President Bush Threatens To Veto Appropriations Bills That Exceed His Request for Discretionary Spending
President Bush on Friday said that he will veto any fiscal year appropriations bill that exceeds his request for discretionary spending, CQ Today reports (Clarke, CQ Today, 2/8). Bush last week released a $3.1 trillion FY 2009 budget request that would increase discretionary spending for health care and other domestic programs by less than 1%. Under the budget request, HHS discretionary spending would decrease by 2.1% (Kaiser Daily Health Policy Report, 2/5). The budget request includes $987.6 billion in discretionary spending.
During a meeting of the Conservative Political Action Conference, Bush said, "For five years in a row, my budget requests have kept the growth of nonsecurity discretionary spending below the rate of inflation. I set clear spending limits, told the Congress I was going to ... veto bills if they exceeded those spending limits. The Democratically controlled Congress, at the end of last year, cut spending plans by billions of dollars." He said that in the event that Congress "sends me appropriations bills that exceed the reasonable limits I have set, I will veto the bills" (Cohn, CongressDaily, 2/8).
Office of Management and Budget Director Jim Nussle said that the budget request includes necessary reductions in spending for entitlement programs. In addition, he said that the budget proposal request would only reduce Medicare spending growth to 5% (Johnson, CongressDaily, 2/8).
Hearings
In related news, Bush administration officials this week "will visit Capitol Hill for grillings by Democrats in control of key committees" to discuss the budget request, CongressDaily reports.

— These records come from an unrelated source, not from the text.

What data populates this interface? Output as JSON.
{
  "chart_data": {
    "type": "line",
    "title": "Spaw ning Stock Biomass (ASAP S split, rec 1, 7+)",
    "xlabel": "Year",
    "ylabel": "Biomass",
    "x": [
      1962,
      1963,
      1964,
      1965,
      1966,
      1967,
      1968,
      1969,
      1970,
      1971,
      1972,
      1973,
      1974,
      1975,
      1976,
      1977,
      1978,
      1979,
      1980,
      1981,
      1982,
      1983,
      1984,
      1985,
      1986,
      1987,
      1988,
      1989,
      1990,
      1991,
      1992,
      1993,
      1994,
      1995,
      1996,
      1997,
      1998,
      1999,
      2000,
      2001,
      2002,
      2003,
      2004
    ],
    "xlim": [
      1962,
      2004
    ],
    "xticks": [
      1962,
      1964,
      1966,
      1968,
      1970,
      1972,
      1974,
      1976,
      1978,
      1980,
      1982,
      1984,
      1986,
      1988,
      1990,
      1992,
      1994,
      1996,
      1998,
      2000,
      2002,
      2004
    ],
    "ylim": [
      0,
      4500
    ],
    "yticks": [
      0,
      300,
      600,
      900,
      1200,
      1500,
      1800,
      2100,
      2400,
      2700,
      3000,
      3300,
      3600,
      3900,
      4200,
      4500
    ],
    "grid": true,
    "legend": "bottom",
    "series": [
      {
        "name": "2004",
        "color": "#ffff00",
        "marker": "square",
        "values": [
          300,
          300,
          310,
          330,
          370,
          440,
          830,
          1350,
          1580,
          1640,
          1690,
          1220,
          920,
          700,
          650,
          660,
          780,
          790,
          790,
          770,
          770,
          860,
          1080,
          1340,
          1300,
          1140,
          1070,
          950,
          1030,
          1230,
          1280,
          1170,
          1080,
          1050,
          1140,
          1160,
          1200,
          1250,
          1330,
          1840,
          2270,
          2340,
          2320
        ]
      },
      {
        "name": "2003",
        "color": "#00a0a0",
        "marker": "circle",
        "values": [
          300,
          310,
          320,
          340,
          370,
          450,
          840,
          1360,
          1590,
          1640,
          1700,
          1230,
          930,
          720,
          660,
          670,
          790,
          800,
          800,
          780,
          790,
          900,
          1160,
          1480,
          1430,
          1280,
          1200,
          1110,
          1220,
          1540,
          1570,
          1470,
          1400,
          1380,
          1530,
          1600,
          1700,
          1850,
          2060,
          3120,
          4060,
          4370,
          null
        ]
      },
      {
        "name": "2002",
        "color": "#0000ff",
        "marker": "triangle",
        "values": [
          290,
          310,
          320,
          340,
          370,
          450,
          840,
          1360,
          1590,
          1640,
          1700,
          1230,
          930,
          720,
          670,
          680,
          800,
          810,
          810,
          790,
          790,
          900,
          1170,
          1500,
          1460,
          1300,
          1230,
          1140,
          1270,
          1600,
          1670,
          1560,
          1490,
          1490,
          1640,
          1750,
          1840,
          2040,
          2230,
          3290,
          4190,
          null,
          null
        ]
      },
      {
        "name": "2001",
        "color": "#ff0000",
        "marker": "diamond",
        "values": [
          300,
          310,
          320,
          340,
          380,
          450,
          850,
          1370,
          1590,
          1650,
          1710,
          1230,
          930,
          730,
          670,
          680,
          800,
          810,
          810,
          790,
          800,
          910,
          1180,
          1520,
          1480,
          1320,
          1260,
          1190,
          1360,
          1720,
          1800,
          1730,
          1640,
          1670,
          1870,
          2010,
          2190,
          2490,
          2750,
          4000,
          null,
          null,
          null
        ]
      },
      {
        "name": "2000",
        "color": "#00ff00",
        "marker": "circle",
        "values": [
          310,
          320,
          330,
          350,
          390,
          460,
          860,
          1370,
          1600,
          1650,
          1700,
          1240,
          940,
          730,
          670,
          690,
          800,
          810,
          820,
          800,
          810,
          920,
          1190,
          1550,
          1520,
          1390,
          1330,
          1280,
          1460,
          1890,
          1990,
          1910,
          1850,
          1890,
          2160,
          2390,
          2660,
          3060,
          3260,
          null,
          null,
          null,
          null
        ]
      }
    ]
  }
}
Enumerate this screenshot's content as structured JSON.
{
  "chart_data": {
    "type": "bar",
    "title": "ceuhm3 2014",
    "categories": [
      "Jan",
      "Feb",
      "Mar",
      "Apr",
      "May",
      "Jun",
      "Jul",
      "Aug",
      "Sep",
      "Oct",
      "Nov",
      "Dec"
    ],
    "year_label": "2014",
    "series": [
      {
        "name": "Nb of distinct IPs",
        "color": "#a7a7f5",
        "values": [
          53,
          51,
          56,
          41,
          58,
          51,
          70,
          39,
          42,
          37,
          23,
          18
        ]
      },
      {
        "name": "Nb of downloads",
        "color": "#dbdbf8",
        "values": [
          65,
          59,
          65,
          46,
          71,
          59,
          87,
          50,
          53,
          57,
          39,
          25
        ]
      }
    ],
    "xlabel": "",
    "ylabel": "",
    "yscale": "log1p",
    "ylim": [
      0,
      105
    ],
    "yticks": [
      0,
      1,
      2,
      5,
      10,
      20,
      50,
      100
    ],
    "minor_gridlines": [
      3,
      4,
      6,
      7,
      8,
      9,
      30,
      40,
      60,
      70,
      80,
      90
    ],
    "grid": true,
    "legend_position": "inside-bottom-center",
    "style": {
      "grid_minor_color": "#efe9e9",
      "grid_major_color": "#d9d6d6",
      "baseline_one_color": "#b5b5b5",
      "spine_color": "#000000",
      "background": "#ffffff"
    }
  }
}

Nussle and HHS Secretary Mike Leavitt separately will testify before the House Ways and Means Committee on Wednesday, and Department of Defense Secretary Robert Gates will testify before the House Appropriations Subcommittee on Defense on Wednesday and the Senate Budget Committee next week. In addition, Department of Veterans Affairs Secretary James Peake will testify before the House Appropriations Subcommittee on Military Construction, VA and Related Agencies on Thursday (CongressDaily, 2/11).
Tax Code
The New York Times on Sunday examined how issues with the federal tax code are linked to the "bigger and more intractable problem" of the "soaring cost of old-age benefits -- especially for health care -- as the baby-boomer generation hits retirement." According to the Times, neither Democrats nor Republicans "have been candid about how they would reconcile their conflicting goals" for the tax code.
Republicans have argued that "Congress should not even try to make up the lost revenue from tax cuts and should focus instead on cutting spending," but, from 2001 to 2006, a "Republican-led Congress presided over big increases in government spending," such as the establishment of the Medicare prescription drug benefit. Meanwhile, Democrats "have been inconsistent themselves," as presidential candidates "have yet to explain how they would simultaneously pay" for a fix to the Alternative Minimum Tax and "plans for universal health care" (Andrews, New York Times, 2/10).
Editorial
The budget request is a "sham built on deceitful assumptions" but does "contain a few mathematical truths that should haunt the next president," according to a Philadelphia Inquirer editorial.
Under the budget request, elderly and disabled U.S. residents likely would "have fewer health care choices," which "would slow the growth of spending for Medicare and Medicaid by freezing reimbursement payments to doctors and hospitals," the editorials states. In addition, the budget request likely would encourage more physicians to "drop out" of Medicare, "leaving fewer options for a growing number of seniors," the editorials states.
States also "would be forced to pick up more of the burden for Medicaid costs," although "most states already face deficits," the editorial states, concluding, "Congress ought to proceed as if Bush had never submitted this spending plan" (Philadelphia Inquirer, 2/10).